A decisão não contraria a Súmula indicada.

Não constato violação aos dispositivos de lei e da Constituição Federal invocados, circunstância que obsta a admissão do recurso pelo critério previsto na alínea c do art. 896 da CLT."(seq. 1, págs. 605/608)

Acrescento, ainda, que a questão sub judice trata da clássica situação de contratação triangular de trabalhadores, com a existência de três partes intervenientes: a prestadora dos serviços, o tomador dos serviços e o empregado. De um lado, um contrato de natureza civil entre o tomador de mão de obra e a fornecedora.
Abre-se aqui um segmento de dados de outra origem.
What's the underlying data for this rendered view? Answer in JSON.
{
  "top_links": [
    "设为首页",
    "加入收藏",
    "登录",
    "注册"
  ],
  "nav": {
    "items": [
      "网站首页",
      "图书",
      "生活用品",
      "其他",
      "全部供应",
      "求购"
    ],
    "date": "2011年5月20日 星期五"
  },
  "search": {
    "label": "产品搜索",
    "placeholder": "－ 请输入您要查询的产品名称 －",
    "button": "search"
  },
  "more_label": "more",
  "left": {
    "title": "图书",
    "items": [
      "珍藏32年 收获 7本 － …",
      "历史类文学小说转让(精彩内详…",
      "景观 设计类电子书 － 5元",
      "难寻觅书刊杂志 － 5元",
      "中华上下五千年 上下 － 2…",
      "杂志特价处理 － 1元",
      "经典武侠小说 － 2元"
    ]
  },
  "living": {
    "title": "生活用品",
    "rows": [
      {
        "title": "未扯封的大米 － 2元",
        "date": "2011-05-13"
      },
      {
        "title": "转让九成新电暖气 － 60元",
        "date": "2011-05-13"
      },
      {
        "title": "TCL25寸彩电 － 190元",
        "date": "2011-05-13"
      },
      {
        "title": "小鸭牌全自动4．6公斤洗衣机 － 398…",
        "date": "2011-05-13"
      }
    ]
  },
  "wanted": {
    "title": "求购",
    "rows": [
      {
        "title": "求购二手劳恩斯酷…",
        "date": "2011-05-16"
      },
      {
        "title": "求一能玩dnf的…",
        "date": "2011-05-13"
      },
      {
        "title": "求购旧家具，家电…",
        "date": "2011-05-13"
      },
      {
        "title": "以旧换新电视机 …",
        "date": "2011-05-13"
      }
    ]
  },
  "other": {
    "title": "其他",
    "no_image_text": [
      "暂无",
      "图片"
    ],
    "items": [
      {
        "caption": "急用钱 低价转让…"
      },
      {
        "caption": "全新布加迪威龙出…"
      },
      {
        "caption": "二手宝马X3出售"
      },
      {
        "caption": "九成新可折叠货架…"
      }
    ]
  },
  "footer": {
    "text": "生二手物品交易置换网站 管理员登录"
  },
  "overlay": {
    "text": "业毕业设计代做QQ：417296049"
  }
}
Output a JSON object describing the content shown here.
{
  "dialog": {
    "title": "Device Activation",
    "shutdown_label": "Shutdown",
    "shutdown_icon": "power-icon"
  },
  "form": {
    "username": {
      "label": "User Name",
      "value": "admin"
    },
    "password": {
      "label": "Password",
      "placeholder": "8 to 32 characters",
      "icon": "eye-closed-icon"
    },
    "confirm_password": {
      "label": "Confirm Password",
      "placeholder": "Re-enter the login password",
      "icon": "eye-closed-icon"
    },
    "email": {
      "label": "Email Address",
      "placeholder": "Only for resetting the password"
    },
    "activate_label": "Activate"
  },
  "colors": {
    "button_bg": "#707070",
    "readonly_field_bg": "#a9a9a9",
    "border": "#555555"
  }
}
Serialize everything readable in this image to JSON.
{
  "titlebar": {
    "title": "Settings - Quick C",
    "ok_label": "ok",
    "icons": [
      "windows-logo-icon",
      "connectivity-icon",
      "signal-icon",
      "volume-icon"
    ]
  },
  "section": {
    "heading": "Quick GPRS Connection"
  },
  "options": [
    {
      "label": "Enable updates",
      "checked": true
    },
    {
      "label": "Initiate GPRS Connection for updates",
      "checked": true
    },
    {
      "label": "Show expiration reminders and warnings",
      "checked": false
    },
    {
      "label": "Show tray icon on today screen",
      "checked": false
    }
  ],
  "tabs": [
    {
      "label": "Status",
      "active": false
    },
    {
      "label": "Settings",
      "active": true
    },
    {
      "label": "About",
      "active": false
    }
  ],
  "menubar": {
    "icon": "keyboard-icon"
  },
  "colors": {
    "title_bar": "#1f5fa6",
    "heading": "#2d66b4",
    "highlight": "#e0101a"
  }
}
De outro, um contrato de emprego entre o empregado e a empresa fornecedora.

Nestes casos, o tomador dos serviços nada pactua com o trabalhador, mas dirige sua atividade. Por isso, a situação econômico-financeira da prestadora deve ser suficiente para suportar a remuneração de seus empregados.

Tal questão foi balizada pelos termos do entendimento jurisprudencial constante da antiga redação da Súmula nº 331, item IV, desta Corte, que determinava a responsabilização do tomador de serviços, inclusive quando se tratar de ente público, com base na culpa, que pode ser in eligendo, que se caracteriza pela má escolha da empresa prestadora de serviços, empresa sem reais condições econômico/financeiras de suportar os custos trabalhistas decorrentes da contratação de pessoal; e in vigilando, pela falta de atenção do tomador do serviço aos procedimentos e atitudes da empresa prestadora em relação aos empregados que colocam seu esforço físico e mental à disposição do empreendimento econômico mantido pelo tomador de serviços.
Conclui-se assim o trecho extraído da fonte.